Engineering Undergrad Lauren Bishop Is Finding New Pathway to Science

lauren bishop in lab

Lauren Bishop, an undergraduate chemical engineering major and student leader, recently represented the FAMU-FSU College of Engineering at the Society of Women Engineers (SWE) conference in Houston. She was a summer intern at Sintavia in Fort Lauderdale. (Courtesy Bishop)

Lauren Bishop is an undergraduate student in chemical and biomedical engineering. She is from Boca Raton, Florida, and is a researcher at the Ricarte Polymer and Vitrimer Laboratory, located at the college. She plans to graduate from Florida State University in the class of 2024. 

lauren bishop headshot
Lauren Bishop, undergraduate in chemical engineering at FAMU-FSU College of Enginering via Florida State University. (Courtesy Bishop)

Sidelined by a bad soccer injury in high school, Bishop faced the harsh reality that she could no longer play competitively. After enduring multiple ankle surgeries, the young athlete turned her attention to her other passion, science. Through the support of family and friends, her competitive nature showed up in science fairs and competitions where she thrived, brandishing a microscope instead of a soccer ball.

What inspired you to go into engineering?

My family played a role in going into engineering. Both my parents are engineers, and they taught me the benefits of being an engineer and how big of an impact I could make. My science teachers in my high school also played a huge role. They provided experiences in science and engineering that sparked my interest. 

Tell us about your area of research.

As a researcher in the Ricarte Polymer and Vitrimer Laboratory, we focus on materials and polymer sciences. One of the latest projects I worked on involved the manipulation of nanoparticles to maximize pharmaceutical drug delivery. In the future, I will be working on a new project to synthesize vitrimers to improve materialistic properties. Both projects involved improving product quality. 

Have you done any internships yet?

I worked as a materials research and development engineering intern at Sintavia, an additive manufacturing company for aerospace and propulsion systems in Fort Lauderdale.

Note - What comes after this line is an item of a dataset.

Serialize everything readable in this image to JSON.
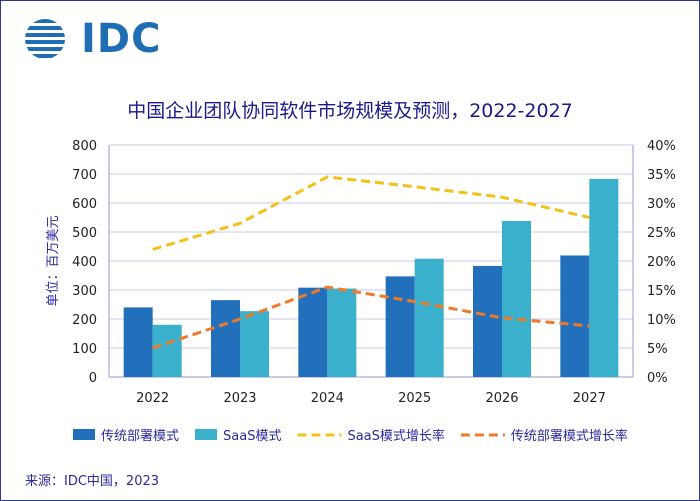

One of the most significant projects I worked on involved experimenting and analyzing the effects of laser defocusing on the microstructure and mechanical properties of printed parts. 

What have you been doing lately?

I recently attended the Society of Women Engineers WE22 Conference in Houston with members of the FAMU-FSU College of Engineering chapter. I had a great time networking, interviewing and connecting with SWE members and companies, such as Nike, Ford Motor Company, Texas Instruments and many more. I received multiple offers for internships from companies and had the chance to network with other women engineers.

What is your best advice for students?

My best advice for students is to get involved. A lot of the skills I've learned from a professional standpoint have been through my organizational involvement, work and research. Make yourself stand out by being well-rounded. Students who only focus on school sometimes lose sight of the importance of community. Getting involved is necessary for personal growth and employment opportunities. 

Do you know what you want to do after graduation?

I plan to finish my undergraduate degree in chemical engineering and then get an MBA to go into a managerial role. I aim to work in the materials sector, either in manufacturing or pharmaceuticals. This summer, I plan to intern at Nike or Johnson & Johnson to get a further scope of what work I might be interested in.

What are some of the organizations you are involved in?

FAMU-FSU Chapter of the Society of Women Engineers (SWE), Theta Tau Engineering Fraternity, Gamma Phi Beta Sorority, the Student Engineering Leadership Board, and the American Institute of Chemical Engineers.